Column 8. Year of Immigration to Canada
The year in which the individual moved to Canada from another country.
Column 9. Post Office Address
For the head of the family only. However, if the person was being counted with their family under the de jure system, their other address was to be entered in this column.
Column 10. Section
The number of the section of land.
Column 11. Township
The number of the township.
Column 12. Range
The number of the range.
Column 13. Meridian
The number of the meridian.
In parishes, the parish name was entered in columns 10 and 11 (section and township) and the land was described in columns 12 and 13 (range and meridian). In cities, towns or villages the name of the street was entered in columns 10 and 11 and the number of the house or lot in column 12.

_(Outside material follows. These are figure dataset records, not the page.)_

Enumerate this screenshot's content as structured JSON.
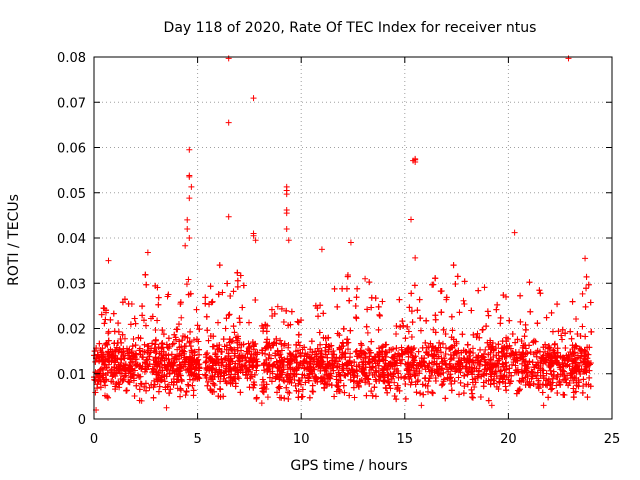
{
  "chart_data": {
    "type": "scatter",
    "title": "Day 118 of 2020, Rate Of TEC Index for receiver ntus",
    "xlabel": "GPS time / hours",
    "ylabel": "ROTI / TECUs",
    "xlim": [
      0,
      25
    ],
    "ylim": [
      0,
      0.08
    ],
    "xticks": [
      0,
      5,
      10,
      15,
      20,
      25
    ],
    "xtick_labels": [
      "0",
      "5",
      "10",
      "15",
      "20",
      "25"
    ],
    "yticks": [
      0,
      0.01,
      0.02,
      0.03,
      0.04,
      0.05,
      0.06,
      0.07,
      0.08
    ],
    "ytick_labels": [
      "0",
      "0.01",
      "0.02",
      "0.03",
      "0.04",
      "0.05",
      "0.06",
      "0.07",
      "0.08"
    ],
    "grid": true,
    "marker": "+",
    "color": "#ff0000",
    "series": [
      {
        "name": "ROTI",
        "note": "dense band of points between ~0.003 and ~0.035 TECU/s spanning 0-24 h; notable outliers listed below",
        "points": [
          [
            4.6,
            0.0595
          ],
          [
            4.6,
            0.0538
          ],
          [
            4.6,
            0.0535
          ],
          [
            4.7,
            0.0513
          ],
          [
            4.6,
            0.0488
          ],
          [
            4.5,
            0.044
          ],
          [
            4.5,
            0.042
          ],
          [
            4.6,
            0.04
          ],
          [
            4.4,
            0.0383
          ],
          [
            6.5,
            0.0797
          ],
          [
            6.5,
            0.0655
          ],
          [
            6.5,
            0.0447
          ],
          [
            7.7,
            0.0709
          ],
          [
            7.7,
            0.041
          ],
          [
            7.7,
            0.0405
          ],
          [
            7.8,
            0.0395
          ],
          [
            9.3,
            0.0513
          ],
          [
            9.3,
            0.0505
          ],
          [
            9.3,
            0.0497
          ],
          [
            9.3,
            0.0462
          ],
          [
            9.3,
            0.0455
          ],
          [
            9.3,
            0.042
          ],
          [
            9.4,
            0.0395
          ],
          [
            15.5,
            0.0575
          ],
          [
            15.5,
            0.0573
          ],
          [
            15.4,
            0.0571
          ],
          [
            15.5,
            0.0568
          ],
          [
            15.3,
            0.0441
          ],
          [
            15.5,
            0.0356
          ],
          [
            20.3,
            0.0412
          ],
          [
            22.9,
            0.0797
          ],
          [
            11.0,
            0.0375
          ],
          [
            12.4,
            0.039
          ],
          [
            2.6,
            0.0368
          ],
          [
            0.7,
            0.035
          ],
          [
            23.7,
            0.0355
          ],
          [
            0.1,
            0.002
          ],
          [
            2.3,
            0.004
          ],
          [
            3.5,
            0.0025
          ],
          [
            8.1,
            0.0035
          ],
          [
            15.8,
            0.003
          ],
          [
            19.2,
            0.003
          ],
          [
            21.7,
            0.003
          ]
        ]
      }
    ],
    "density_envelope": {
      "note": "approximate upper limit of the dense band in each 0.5 h bin (data units)",
      "hours": [
        0,
        0.5,
        1,
        1.5,
        2,
        2.5,
        3,
        3.5,
        4,
        4.5,
        5,
        5.5,
        6,
        6.5,
        7,
        7.5,
        8,
        8.5,
        9,
        9.5,
        10,
        10.5,
        11,
        11.5,
        12,
        12.5,
        13,
        13.5,
        14,
        14.5,
        15,
        15.5,
        16,
        16.5,
        17,
        17.5,
        18,
        18.5,
        19,
        19.5,
        20,
        20.5,
        21,
        21.5,
        22,
        22.5,
        23,
        23.5,
        24
      ],
      "upper": [
        0.021,
        0.025,
        0.026,
        0.027,
        0.028,
        0.033,
        0.03,
        0.028,
        0.026,
        0.033,
        0.025,
        0.03,
        0.034,
        0.036,
        0.032,
        0.033,
        0.022,
        0.024,
        0.027,
        0.03,
        0.024,
        0.029,
        0.027,
        0.031,
        0.034,
        0.037,
        0.033,
        0.03,
        0.027,
        0.028,
        0.026,
        0.03,
        0.029,
        0.032,
        0.036,
        0.034,
        0.03,
        0.033,
        0.029,
        0.027,
        0.028,
        0.027,
        0.031,
        0.033,
        0.027,
        0.026,
        0.032,
        0.034,
        0.03
      ]
    },
    "gaps_hours": [
      [
        5.1,
        5.35
      ],
      [
        7.9,
        8.1
      ]
    ]
  }
}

Column 14. Horses, all ages
Column 15. Milk cows
Column 16. Other horned or neat cattle, all ages
Column 17. Sheep and lambs, all ages
Column 18. Hogs and pigs, all ages
Domestic animals were to be counted wherever they were held—on farms, ranches, cities, towns, villages, etc. The entries were to be made opposite the name of the resident manager, or whoever was in charge of the farm. However, if the farm or ranch was held in company or partnership, or by a non-resident owner or leaseholder, the name of the organization was to be entered, with the name and post office address of the head office on the same line.
Provinces and Territories
- Alb. (Alberta)
- B.C. (British Columbia)
- Man. (Manitoba)
- N.B. (New Brunswick)
- N.S. (Nova Scotia)
- NWT (Northwest Territories)
- O. (Ontario)
- P.E.I. (Prince Edward Island)
- Q. (Quebec)
- Sask. (Saskatchewan)
- U. (Ungava)
- Yuk. (Yukon)
- Jan. (January)
- Feb. (February)
- Mar. (March)
- Apr. (April)
- Aug. (August)
- Sept. (September)
- Oct. (October)
- Nov. (November)
- Dec. (December)
- B.C. (Bible Church)
- C. (of) E. (Church of England)
- C. (of) S. (Church of Scotland)
- E.M.C. (Episcopal Methodist Church)
- F.C. (Free Church (Presbyterian))
- M.E.C. (Methodist Episcopal Church)
- P.C.L.P. (Presbyterian-Canada and Lower Provinces)
- P.F.C. (Presbyterian Free Church)
- R.P. (Reformed Presbyterian)
- U.P. (United Presbyterian)
- W.M. (Wesleyan Methodist)
Items to be counted as zero were to be indicated by a dash or left blank.
Census of Population and Agriculture of the Northwest Provinces: Manitoba, Saskatchewan, Alberta, 1906, The Census Office, Ottawa, 1907.